Ricardo Richards Elementary School students found they could learn culture and history with interactive fun at the Culture, History & Tradition Fair on Tuesday.
Students got a slice of Virgin Islands history with fun, hands-on activities throughout March in celebration of Virgin Islands History Month.
Sixth-grader Taliyah Mars said, “It was fun making things and learning about our food – and even jumbies. It’s fun learning history this way.” She completed a workshop where she made a madras sugar mill brooch.
Paulette Edwards, committee chairwoman of the Virgin Islands History Month, said the students learn from what they are experiencing during the month.
“They have to know who they are to know where they’re going,” Edwards said. “The students need to know how rich of a culture they have. The students stand on the shoulders of those who went before them and to pass on the culture.”
Edwards said they are instilling Virgin Islands pride in the youngsters.
She said they expanded this year inviting other schools to take part. Joining the celebration Tuesday was Lew Muckle Elementary School Steel Pan Orchestra.
Culture bearers brought a portion of Virgin Islands history to life with fun activities for the students, making food, baskets, jewelry, replicas of sugar mills and more.
Eileen Higgins showed students how to weave hand baskets. She passed around traditional Crucian market baskets for students to get a feel for the baskets made of reed. And she told about the many uses of baskets.
Through songs and drums, Cedelle Christopher told old-time stories of freedom and emancipation. Fifth- and sixth-graders were gently swaying side to side in time with the drum beat of the Cariso Drummers who accompanied Christopher.
Judy Charles fired up an old-fashioned coal pot to heat grease for deep fried Johnny cakes. While Charles made the treats, she talked about the chemical reactions with baking powder.
Stephanie Nelson made and gave samples of a delicious benyé, and Xawntoia Franklin, art teacher, helped students make bracelets out of tan tan seed pods.

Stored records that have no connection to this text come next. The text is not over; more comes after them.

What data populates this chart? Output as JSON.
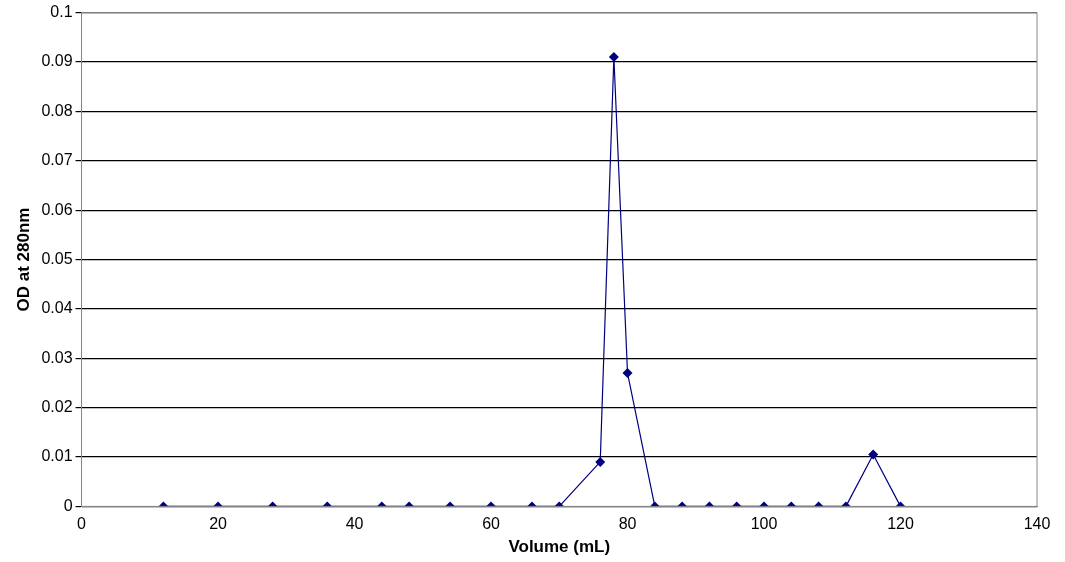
{
  "chart_data": {
    "type": "line",
    "xlabel": "Volume (mL)",
    "ylabel": "OD at 280nm",
    "x": [
      12,
      20,
      28,
      36,
      44,
      48,
      54,
      60,
      66,
      70,
      76,
      78,
      80,
      84,
      88,
      92,
      96,
      100,
      104,
      108,
      112,
      116,
      120
    ],
    "series": [
      {
        "color": "#000080",
        "values": [
          0,
          0,
          0,
          0,
          0,
          0,
          0,
          0,
          0,
          0,
          0.009,
          0.091,
          0.027,
          0,
          0,
          0,
          0,
          0,
          0,
          0,
          0,
          0.0105,
          0
        ]
      }
    ],
    "xlim": [
      0,
      140
    ],
    "xticks": [
      0,
      20,
      40,
      60,
      80,
      100,
      120,
      140
    ],
    "ylim": [
      0,
      0.1
    ],
    "yticks": [
      0,
      0.01,
      0.02,
      0.03,
      0.04,
      0.05,
      0.06,
      0.07,
      0.08,
      0.09,
      0.1
    ],
    "grid": "y",
    "legend": false,
    "marker": "diamond",
    "line_style": "solid"
  }
}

Andrea Christian told traditional folk tales and Zahra O’Reilly had the youngest students color bricks on a foam cup to make a sugar mill. And there was a moko jumbie in yellow satin stilt dancing for the students’ enjoyment.
Benito Vegas from the National Park Service gave a presentation on Salt River. Lauren Larsen and Gerard Emmanuel also spoke to the students about Virgin Islands history.
The month kicked off with Quelbe Day with Stanley and the Ten Sleepless Knights performing for students and invited guests. Students dressed in black and white and wore gingham sashes. The staff was treated to bush tea, sweet treats and corn meal pop.
Activities like Sunday Market Day and the Ricardo’s Sweets & Treats/Festival on the Green were also held during March.
Students wore their “Sunday best” dress whites or their school uniform to the Sunday Market Day where St. Croix farmers displayed livestock and produce. Farmers sold their produce – including sweet peppers, tomatoes, cucumbers, limes, greens, bush tea, seasoning, sugar apple and sour sop – to students, staff, parents and the community.
The Bee Man was on campus with honey for sale and folks from Sejah Farms sold fresh local eggs. Coconut water and sugar cane were sold.
There was kite flying with parents during lunch and, on Gingham Day, students, faculty and staff wore gingham attire of their choice. There was also a Madras Day with everyone wearing the bright Caribbean plaid.
We Deh Yah Cultural Dancers performed quadrille and students had the opportunity to play traditional games like hopscotch and marbles.
On Wednesday, the children are taking field trips all across St. Croix highlighting the history and culture of the island.